The easiest solution to this relentless tug-of-war is for governments to agree that they are all going to charge the same. This might work within an economic cluster like the European Union but there are always going to be tax havens like the Caymans and the British Virgin Islands which companies can use to shelter the bulk of their profits from tax. A huge global giant like Vodafone can quite easily arrange its affairs so that it makes less taxable profit in high tax countries and channels most of its profits to low tax areas.

One cannot help but conclude that Western governments are caught between a rock and hard place. They need to cosy up to big business in order to keep jobs and whatever corporate taxes they manage to get hold of. On the other hand, voters do not like to see large corporations failing to pay an acceptable level of tax on the profits to which they have contributed.

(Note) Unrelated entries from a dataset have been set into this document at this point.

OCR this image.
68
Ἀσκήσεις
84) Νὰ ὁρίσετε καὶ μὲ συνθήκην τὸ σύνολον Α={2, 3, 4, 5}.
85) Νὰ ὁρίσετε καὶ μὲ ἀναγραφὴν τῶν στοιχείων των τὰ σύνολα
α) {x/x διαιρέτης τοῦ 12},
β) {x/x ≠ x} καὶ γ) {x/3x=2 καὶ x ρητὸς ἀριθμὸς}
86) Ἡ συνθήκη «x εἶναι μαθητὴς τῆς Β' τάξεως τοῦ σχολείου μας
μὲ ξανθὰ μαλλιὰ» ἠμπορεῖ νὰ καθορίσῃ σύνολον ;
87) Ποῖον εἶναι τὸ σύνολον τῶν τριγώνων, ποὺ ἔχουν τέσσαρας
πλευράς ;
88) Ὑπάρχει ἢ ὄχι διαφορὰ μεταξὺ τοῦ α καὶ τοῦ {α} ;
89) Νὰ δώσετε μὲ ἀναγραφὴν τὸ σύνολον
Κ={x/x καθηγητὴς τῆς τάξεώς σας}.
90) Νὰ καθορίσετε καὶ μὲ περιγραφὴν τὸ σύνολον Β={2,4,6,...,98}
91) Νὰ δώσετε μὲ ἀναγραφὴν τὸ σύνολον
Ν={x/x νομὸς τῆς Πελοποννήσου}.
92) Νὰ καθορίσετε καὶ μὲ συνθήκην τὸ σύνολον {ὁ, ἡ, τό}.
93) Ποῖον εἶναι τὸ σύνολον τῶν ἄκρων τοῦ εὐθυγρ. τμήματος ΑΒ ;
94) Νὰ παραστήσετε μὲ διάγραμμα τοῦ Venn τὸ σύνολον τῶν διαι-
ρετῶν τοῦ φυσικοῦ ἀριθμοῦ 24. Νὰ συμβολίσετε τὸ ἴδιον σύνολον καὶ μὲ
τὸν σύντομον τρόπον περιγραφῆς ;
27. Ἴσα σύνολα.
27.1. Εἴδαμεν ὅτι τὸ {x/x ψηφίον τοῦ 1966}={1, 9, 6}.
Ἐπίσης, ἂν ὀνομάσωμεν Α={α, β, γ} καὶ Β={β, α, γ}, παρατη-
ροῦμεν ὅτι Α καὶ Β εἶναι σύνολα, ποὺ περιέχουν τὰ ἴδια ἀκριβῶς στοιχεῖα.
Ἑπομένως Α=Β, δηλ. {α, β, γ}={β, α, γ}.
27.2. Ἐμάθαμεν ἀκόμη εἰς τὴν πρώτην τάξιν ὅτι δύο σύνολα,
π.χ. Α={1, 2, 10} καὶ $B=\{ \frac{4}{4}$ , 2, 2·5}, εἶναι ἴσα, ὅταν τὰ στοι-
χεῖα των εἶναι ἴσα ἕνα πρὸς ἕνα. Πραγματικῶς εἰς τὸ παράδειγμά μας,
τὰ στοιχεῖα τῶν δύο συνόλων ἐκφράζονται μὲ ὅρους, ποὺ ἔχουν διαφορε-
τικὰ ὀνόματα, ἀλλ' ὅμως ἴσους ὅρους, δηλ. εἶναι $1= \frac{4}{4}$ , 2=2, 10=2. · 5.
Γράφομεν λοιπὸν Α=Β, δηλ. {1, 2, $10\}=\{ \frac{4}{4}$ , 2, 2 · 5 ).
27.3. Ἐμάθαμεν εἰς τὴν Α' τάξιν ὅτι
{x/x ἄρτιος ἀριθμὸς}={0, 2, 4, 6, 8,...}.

One solution to this on-going conundrum is to introduce a sales or turnover tax on revenues derived in each domestic market. Let"s take a classic example like Sir Phillip Green"s Arcadia group which owns retail chains like Topshop and BHS. At present, most of the corporate profits earned by this group in the UK appear to be largely sheltered from tax by virtue of the fact that Sir Phillip and his wife live in Monaco. If the government introduced a sales tax of, say, 2%, then it would receive 2 million on every 100 million of goods sold in the group"s shops regardless of any corporation tax liability.

The beauty of such a system is that, like VAT, it is impossible to for large companies to avoid. If sales fall in a recession, then their tax bill would fall proportionately. The only real argument against such a turnover tax is that, unlike corporation tax, it would still be payable if a company was making a loss.